Patientensicherheit und Pflegequalität – Was sagen die Pflegekräfte?

USA-Studie: Ausschlaggebend sind Arbeitszufriedenheit und organisatorische Rahmenbedingungen



Mit dem Bestreben der Bundesregierung, das Personal in der Alten- und Krankenpflege zu stärken, gewinnt auch die Zielsetzung nach mehr Patientensicherheit und Pflegequalität weiter an Bedeutung. Pflegepersonaluntergrenzen in der stationären Versorgung und ein neues Qualitätsprüfungssystem für die vollstationäre Altenpflege wurden auf den Weg gebracht. Diese Maßnahmen sind nur eine Auswahl von zahlreichen Interventionen zu den Pflegeberufen aus der 19. Legislaturperiode [siehe Maßnahmenanalyse zur 19. Legislaturperiode]. Grundsätzlich bleibt jedoch die Frage, welche Faktoren aus der Sicht von Pflegekräften die Patientensicherheit und Pflegequalität beeinflussen. Eine Studie [1] aus den USA analysiert, welche Faktoren für Pflegekräfte entscheidend sind, wenn es um die Bewertung von Patientensicherheit und Pflegequalität geht. Die Ergebnisse können dazu beitragen, bestehende Interventionen in der Praxis auszuarbeiten und zu erweitern.

Pflegekräfte sind entscheidend für die Funktionsfähigkeit der Gesundheitsversorgung. Sie sind fortlaufend an den ausschlaggebenden Versorgungsprozessen beteiligt und sehen somit auch die resultierenden Behandlungsergebnisse. Studien konnten zeigen, dass Pflegekräfte nachweislich in der Lage sind, die Patientensicherheit und Pflegequalität korrekt einzuschätzen (z.B. [2, 3]). Daher sind Pflegekräfte eine wertvolle Unterstützung, wenn es darum geht, Qualitätsbewertungen vorzunehmen, vor allem wenn unter anderem  entsprechende Qualitätskennzahlen für eine Einschätzung der Patientensicherheit und Pflegequalität nicht ausreichend verfügbar sind. Eine Studie von Stimpfel et al. [1] untersucht für die stationäre Versorgung, welche Faktoren aus der Sicht der Pflegekräfte entscheidend sind, um eine gute Pflegequalität und Patientensicherheit zu gewährleisten. Mit den Studienergebnissen können einschlägige Empfehlungen für die Praxis ausformuliert werden.

 

Studiendesign

Die Daten der USA-Studie basieren auf einer Umfrage von Pflegekräften in der stationären Versorgung aus dem Jahr 2015. Insgesamt wurden 731 Pflegekräfte in die Untersuchung eingeschlossen. Das durchschnittliche Alter der Pflegekräfte lag bei 41 Jahren.
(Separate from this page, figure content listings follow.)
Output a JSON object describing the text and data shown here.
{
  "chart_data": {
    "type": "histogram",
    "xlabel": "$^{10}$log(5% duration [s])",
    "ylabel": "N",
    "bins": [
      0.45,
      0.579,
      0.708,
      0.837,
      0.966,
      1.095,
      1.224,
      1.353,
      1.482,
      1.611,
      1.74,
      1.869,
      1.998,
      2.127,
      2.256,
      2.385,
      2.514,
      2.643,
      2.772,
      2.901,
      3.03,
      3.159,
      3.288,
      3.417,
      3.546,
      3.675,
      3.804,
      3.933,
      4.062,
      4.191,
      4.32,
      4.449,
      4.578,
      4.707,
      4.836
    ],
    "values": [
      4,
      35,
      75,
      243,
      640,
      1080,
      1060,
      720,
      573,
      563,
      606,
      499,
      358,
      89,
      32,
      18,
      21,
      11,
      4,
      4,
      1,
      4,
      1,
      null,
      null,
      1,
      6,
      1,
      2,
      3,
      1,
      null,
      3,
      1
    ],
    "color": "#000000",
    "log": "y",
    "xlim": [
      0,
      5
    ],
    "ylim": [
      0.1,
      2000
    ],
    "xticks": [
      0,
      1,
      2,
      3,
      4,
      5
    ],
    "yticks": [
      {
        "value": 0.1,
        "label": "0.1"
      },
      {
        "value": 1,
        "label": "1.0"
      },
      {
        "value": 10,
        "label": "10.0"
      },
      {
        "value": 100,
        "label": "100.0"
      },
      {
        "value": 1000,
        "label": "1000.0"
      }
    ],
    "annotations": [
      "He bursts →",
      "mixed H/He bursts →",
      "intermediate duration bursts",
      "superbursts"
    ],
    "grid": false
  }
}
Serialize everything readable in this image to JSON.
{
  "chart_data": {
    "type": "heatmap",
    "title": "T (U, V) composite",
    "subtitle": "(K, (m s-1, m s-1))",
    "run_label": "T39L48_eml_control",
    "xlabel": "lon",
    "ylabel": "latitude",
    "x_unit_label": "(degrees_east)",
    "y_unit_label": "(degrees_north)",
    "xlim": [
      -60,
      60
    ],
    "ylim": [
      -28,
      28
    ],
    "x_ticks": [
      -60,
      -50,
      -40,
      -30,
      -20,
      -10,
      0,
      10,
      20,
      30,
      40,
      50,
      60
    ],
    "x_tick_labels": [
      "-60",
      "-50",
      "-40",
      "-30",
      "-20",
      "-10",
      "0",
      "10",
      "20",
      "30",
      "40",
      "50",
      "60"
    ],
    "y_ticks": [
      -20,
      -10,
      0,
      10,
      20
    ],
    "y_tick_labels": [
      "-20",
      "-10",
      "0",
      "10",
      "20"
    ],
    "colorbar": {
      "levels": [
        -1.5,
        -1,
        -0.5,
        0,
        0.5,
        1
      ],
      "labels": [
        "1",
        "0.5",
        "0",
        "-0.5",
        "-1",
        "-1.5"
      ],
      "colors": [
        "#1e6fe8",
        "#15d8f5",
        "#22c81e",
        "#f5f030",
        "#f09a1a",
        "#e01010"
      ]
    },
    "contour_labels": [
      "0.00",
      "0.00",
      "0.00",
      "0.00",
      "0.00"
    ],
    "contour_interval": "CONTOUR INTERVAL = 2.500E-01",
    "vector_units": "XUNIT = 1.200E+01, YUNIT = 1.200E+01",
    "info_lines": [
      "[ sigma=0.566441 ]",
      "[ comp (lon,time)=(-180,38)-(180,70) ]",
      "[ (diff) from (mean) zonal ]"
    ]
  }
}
Um die Einschätzung zur Patientensicherheit und Pflegequalität auf den Stationen aus Sicht der Pflegekräfte zu erheben, wurden folgende Abfragen vorgenommen:

 

  • Abfrage zur Pflegequalität:

Wie wahrscheinlich ist es, dass Patienten eine hohe Versorgungsqualität auf ihrer Station erhalten?
Antwortoptionen: „sehr wahrscheinlich“; „etwas wahrscheinlich“; „nicht allzu wahrscheinlich“; „überhaupt nicht wahrscheinlich“.

 

  • Abfrage zur Patientensicherheit:

Bei der Patientensicherheit werden keine Abstriche gemacht, um anstelle dessen mehr Aufgaben zu erledigen.
Antwortoptionen:  Fünf Antwortmöglichkeiten von „stimme nicht zu“ bis „stimme sehr stark zu“.

 

Um Faktoren zu identifizieren, die aus Sicht der Pflegekräfte für die Bewertung von Patientensicherheit und Pflegequalität relevant sind, wurden der Fragebogen erweitert. Hierbei wurden vor allem Faktoren zum bestehenden Arbeitssystem erhoben, die individuelle Komponenten (z.B. Arbeitszufriedenheit, Bildungsstand), aber auch Aspekte zur Arbeitsorganisation (z.B. Arbeitsverhältnis zwischen Arzt und Pflegekraft) und Arbeitsumfeld (z.B. Stationstyp) beinhalteten.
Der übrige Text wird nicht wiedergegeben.